Bringing her vision to our eyes

Teen: She may be only 18, but Nicole Roberts brings a lot of artisitic sensibilities to her paintings and her films. The NAACP thinks so too and honored her in both categories.

July 11, 2000|By Stephanie Shapiro | Stephanie Shapiro,SUN STAFF

There wasn't even any film in the camcorder, remembers Nicole Roberts' mother, Brenda. But that minor technicality didn't stop 11-year-old Nicole and her neighborhood buddies from taping - or pretending to tape - "Monsters in the Woods," which they had written, cast and rehearsed.

By then, Nicole had already distinguished herself as a visual artist. When she was little, she drew people proportionately with heads, necks, arms and shoulders, while her friends drew stick figures. At Sudbrook Magnet Middle School, a teacher told Brenda E. Roberts that her daughter "really had it."

Later, as a 10th grader at Carver Center for Art and Technology, Nicole rediscovered her passion for video even as she continued to draw and paint.

Last weekend, 18-year-old Nicole and her tandem gifts were affirmed on a national scale when she received two gold medals - in the video and painting categories - during the Academic, Cultural, Technological and Scientific Olympics (ACT-SO) at the NAACP Convention. Roberts and four other Baltimore-area medalists were among 800 teen-agers from across the country competing in 25 categories that ranged from art and dance to chemistry and entrepreneurship. Roberts, who lives in Randallstown, received $1,000 with each medal, a matching donation from the Ronald McDonald House Charities and a laptop computer from State Farm Insurance Companies.

The oil painting Roberts submitted as her winning entry is a self portrait, with her face partly in shadow, and a glimpse of her mother, who is turned away from her. For Roberts, who has three older half-brothers and will enter Northwestern University as a film major this fall, the painting speaks of the bittersweet experience of leaving home. But she hesitates to name the piece, lest the title rob viewers of their own interpretation.

"The Dare," Roberts' winning video, explores "the subject of guilt; if you're really guilty for things out of your control," and the "battle between your conscience and perspective of the way things really are."

The plot, in brief: "A boy can't fall asleep, so he goes to the kitchen and makes a little meal for himself. During the cooking process, he's thinking about the time he dared his friend to climb a tree," Roberts relates. As he recalls how the friend tumbled from the tree, an egg rolls metaphorically off the counter.

In the video, Roberts brought to bear her artistic sensibilities. "Especially in this medium, it is all about the visuals," she says. "You really have to convey what you mean through the shots that you choose."

Her decision to use black and white tape heightened the emotional distress of sleeplessness and brooding, which occurs under a harsh kitchen light in the middle of the night.

"The Dare" is "so obviously not the piece of an artist who is still struggling to understand the technical aspects of the medium or who still doesn't understand enough film theory to put together a story," says Lee Boot, a video artist and founder of Carver's Telemedia department, where he taught Nicole. "It is so much more the piece of a filmmaker; it's sensitive and it's complex and it uses the language in a way that's poetic and it's technically transparent."

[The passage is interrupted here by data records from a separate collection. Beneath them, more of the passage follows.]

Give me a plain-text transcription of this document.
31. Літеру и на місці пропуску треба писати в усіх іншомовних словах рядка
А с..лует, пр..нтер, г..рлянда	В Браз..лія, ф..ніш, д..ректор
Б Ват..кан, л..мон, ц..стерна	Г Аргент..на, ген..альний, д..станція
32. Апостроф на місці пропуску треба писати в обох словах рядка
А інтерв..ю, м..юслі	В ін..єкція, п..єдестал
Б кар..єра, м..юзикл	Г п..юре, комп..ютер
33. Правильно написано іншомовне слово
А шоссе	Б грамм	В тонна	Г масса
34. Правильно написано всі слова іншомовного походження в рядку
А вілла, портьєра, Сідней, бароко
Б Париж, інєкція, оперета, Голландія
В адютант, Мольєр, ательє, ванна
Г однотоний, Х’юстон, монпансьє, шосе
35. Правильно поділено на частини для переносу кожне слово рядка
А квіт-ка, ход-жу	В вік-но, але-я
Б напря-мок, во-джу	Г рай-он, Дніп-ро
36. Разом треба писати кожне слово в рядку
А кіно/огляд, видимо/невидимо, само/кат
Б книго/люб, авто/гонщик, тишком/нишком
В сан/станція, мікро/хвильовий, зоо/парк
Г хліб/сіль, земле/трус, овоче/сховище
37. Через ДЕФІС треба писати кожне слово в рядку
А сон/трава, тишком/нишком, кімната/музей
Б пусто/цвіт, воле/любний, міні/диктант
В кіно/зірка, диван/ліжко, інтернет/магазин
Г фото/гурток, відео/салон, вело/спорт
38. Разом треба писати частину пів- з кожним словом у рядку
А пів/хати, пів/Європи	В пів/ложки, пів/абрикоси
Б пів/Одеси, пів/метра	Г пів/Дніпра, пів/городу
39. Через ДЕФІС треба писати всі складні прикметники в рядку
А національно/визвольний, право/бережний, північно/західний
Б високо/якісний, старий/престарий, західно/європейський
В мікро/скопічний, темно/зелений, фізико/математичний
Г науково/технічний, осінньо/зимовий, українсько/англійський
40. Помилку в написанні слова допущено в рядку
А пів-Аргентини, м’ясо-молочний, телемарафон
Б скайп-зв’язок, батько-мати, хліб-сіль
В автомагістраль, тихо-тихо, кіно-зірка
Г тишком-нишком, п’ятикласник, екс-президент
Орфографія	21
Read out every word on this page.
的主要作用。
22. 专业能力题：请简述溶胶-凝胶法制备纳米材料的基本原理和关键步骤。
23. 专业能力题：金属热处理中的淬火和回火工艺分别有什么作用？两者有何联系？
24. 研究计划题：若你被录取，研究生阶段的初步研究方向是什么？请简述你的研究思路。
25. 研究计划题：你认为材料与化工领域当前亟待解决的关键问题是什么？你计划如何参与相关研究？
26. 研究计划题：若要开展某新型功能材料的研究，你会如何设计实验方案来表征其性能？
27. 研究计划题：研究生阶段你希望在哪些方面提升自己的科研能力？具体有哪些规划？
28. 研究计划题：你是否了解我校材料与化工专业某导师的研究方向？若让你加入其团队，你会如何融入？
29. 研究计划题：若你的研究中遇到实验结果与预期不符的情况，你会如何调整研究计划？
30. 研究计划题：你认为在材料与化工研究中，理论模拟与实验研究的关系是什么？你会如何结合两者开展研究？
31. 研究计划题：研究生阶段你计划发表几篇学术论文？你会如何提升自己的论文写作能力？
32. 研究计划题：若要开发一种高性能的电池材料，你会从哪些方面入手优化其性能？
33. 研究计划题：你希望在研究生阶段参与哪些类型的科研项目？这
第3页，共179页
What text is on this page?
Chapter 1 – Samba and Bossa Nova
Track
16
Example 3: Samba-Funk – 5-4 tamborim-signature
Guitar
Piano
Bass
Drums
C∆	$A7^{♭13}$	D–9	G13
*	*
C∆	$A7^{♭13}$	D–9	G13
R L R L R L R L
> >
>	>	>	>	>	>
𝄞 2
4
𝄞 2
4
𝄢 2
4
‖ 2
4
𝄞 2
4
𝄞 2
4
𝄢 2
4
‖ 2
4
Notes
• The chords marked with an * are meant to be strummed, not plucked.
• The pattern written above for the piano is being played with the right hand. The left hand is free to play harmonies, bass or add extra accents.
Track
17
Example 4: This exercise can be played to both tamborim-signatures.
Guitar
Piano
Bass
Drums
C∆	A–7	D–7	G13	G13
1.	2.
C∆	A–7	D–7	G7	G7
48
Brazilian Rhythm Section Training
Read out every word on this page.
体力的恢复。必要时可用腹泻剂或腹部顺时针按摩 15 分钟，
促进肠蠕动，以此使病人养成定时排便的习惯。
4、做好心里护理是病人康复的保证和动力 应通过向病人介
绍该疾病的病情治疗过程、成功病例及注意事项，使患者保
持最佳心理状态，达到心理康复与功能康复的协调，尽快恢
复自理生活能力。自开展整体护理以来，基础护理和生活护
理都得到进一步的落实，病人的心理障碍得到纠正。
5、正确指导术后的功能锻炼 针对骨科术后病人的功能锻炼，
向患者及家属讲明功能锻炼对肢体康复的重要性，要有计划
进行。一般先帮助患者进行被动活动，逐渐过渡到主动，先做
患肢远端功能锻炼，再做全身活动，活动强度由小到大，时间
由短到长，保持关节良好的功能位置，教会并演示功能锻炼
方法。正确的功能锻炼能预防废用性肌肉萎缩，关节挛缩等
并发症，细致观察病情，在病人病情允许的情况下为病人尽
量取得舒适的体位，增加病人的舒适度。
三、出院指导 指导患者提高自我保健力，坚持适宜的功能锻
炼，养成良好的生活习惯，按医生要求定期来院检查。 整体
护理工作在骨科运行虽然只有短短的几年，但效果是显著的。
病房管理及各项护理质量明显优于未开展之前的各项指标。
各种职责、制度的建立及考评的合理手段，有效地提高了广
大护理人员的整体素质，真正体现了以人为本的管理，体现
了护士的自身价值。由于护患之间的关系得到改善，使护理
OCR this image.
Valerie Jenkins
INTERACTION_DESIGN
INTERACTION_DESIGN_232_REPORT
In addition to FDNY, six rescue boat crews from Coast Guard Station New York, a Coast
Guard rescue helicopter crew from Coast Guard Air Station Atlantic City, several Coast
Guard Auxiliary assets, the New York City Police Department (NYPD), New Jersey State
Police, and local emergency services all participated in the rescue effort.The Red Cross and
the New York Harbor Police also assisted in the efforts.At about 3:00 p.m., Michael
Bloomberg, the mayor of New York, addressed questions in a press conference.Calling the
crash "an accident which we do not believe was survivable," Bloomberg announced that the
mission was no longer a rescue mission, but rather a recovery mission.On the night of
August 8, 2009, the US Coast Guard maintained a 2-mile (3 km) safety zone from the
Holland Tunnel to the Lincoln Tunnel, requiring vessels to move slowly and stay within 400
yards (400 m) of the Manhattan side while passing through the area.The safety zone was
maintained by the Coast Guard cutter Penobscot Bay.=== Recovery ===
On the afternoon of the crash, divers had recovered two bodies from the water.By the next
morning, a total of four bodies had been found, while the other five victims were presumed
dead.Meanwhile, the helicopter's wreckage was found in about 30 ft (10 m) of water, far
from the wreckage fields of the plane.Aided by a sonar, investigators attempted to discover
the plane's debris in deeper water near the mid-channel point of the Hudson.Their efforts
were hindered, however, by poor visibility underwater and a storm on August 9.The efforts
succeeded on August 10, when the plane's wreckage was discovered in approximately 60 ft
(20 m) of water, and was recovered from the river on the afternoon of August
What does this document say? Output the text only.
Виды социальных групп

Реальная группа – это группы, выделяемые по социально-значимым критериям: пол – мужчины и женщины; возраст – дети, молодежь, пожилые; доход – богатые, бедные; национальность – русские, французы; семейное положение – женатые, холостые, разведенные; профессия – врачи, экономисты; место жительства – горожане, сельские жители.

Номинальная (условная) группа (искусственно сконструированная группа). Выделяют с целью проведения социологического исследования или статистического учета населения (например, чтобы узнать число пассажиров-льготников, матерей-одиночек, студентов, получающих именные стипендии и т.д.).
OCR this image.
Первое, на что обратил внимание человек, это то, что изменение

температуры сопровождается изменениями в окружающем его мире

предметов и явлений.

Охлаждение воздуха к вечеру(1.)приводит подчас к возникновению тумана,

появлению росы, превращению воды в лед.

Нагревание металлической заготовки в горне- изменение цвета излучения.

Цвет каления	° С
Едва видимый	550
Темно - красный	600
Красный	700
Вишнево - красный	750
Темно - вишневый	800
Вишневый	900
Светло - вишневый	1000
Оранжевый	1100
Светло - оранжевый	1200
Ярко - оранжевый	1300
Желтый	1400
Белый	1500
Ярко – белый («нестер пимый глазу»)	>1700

Although she paints in her home studio, Roberts' love of the easel has been eclipsed to a certain extent by film's potential for touching "the masses." At some point during her high school years, she also realized she wanted to do more than create static images; she wanted to tell stories.

"I don't know when I began to realize the element of the story was a crucial part of my artwork," she says. "I know it happened, and once I realized it, I pushed it to the limit and tried to examine it."

She says film and video "pack more of a wallop than a book or a novel can," or for that matter, a work of visual art. "It takes a really intuitive and deep person to be moved by a painting," Roberts says.

Roberts' developing narrative skills profited from her observations of others, "seeing how people interact, asking questions, examining the human soul and psyche and what compels people and how their actions work in the big scope of things."

As a filmmaker, she's not aiming for small art houses. She wants her work to have a big audience and a mainstream - but not salacious - appeal. "The going idea in mainstream film is that sex and violence sell. I don't believe it has to necessarily," she says.

Roberts, who was also a finalist last January in a competition sponsored by the National Foundation for Advancement of the Arts, hopes to affect what the general public seeks from its entertainment. Employing her perspective as a young black woman with a message, she hopes to undercut the superficial, shoot-'em-up mentality of so much television and film.

For too long, she says, the media has been controled by people "who have their own fears" that honest, intuitive art can't succeed. "They do what they do because they want to survive."

She seeks nothing less than readjusting our expectations for popular culture. "I like challenges," Roberts explains. "I believe big things could happen. It's a very spiritual thing for me to achieve something like that."